As for the Lone Ranger, re-runs of which I’ve been watching lately, he had Tonto with him, of course. And I’m surprised to discover, in Wikipedia on him:
(1) That among the strict code of conduct he lived by was: “That sooner or later… somewhere … somehow … we must settle with the world and make payment for what we have taken.”
(2) Whenever he was forced to use guns, he never shot to kill, but instead tried to disarm his opponent as painlessly as possible.
(3) He rarely referred to himself as the Lone Ranger.
(4) Adversaries were rarely other than American, to avoid criticism from minority groups.
(5) The Lone Ranger never drank or smoked; and saloon scenes were usually shown as cafes, with waiters and food instead of bartenders and liquor.
(6) Criminals were never shown in enviable positions of wealth or power, and they were never successful or glamorous.

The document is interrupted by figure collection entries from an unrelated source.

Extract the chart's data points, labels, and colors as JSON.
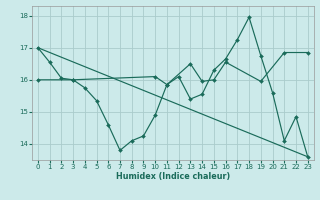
{
  "title": "",
  "xlabel": "Humidex (Indice chaleur)",
  "background_color": "#cceaea",
  "grid_color": "#aacccc",
  "line_color": "#1a6b5a",
  "ylim": [
    13.5,
    18.3
  ],
  "xlim": [
    -0.5,
    23.5
  ],
  "yticks": [
    14,
    15,
    16,
    17,
    18
  ],
  "xticks": [
    0,
    1,
    2,
    3,
    4,
    5,
    6,
    7,
    8,
    9,
    10,
    11,
    12,
    13,
    14,
    15,
    16,
    17,
    18,
    19,
    20,
    21,
    22,
    23
  ],
  "line1_x": [
    0,
    1,
    2,
    3,
    4,
    5,
    6,
    7,
    8,
    9,
    10,
    11,
    12,
    13,
    14,
    15,
    16,
    17,
    18,
    19,
    20,
    21,
    22,
    23
  ],
  "line1_y": [
    17.0,
    16.55,
    16.05,
    16.0,
    15.75,
    15.35,
    14.6,
    13.8,
    14.1,
    14.25,
    14.9,
    15.85,
    16.1,
    15.4,
    15.55,
    16.3,
    16.65,
    17.25,
    17.95,
    16.75,
    15.6,
    14.1,
    14.85,
    13.6
  ],
  "line2_x": [
    0,
    3,
    10,
    11,
    13,
    14,
    15,
    16,
    19,
    21,
    23
  ],
  "line2_y": [
    16.0,
    16.0,
    16.1,
    15.85,
    16.5,
    15.95,
    16.0,
    16.55,
    15.95,
    16.85,
    16.85
  ],
  "line3_x": [
    0,
    23
  ],
  "line3_y": [
    17.0,
    13.6
  ]
}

Interesting points, Father, but Ross makes some good points also. As even the best analogies do, they start to fall apart at some point. In the end, after the “Knight” dies, he becomes a “Hero” to those left behind. So, since we’re nearly two thousand years removed from the fact of Jesus’ death and resurrection, the “Hero” analogy for Jesus seems the more common experience.
On the other hand, Vincent and Francis as “Knights” is a good image for me. I like to think that their “shining” example has a lot to do with their ability to stay true to their mission. They both have had their adversaries who question their motivations, but most of us find them to be on a clearer and more faith-filled path.
Would that we too could find that kind of mission and remain faithful to it!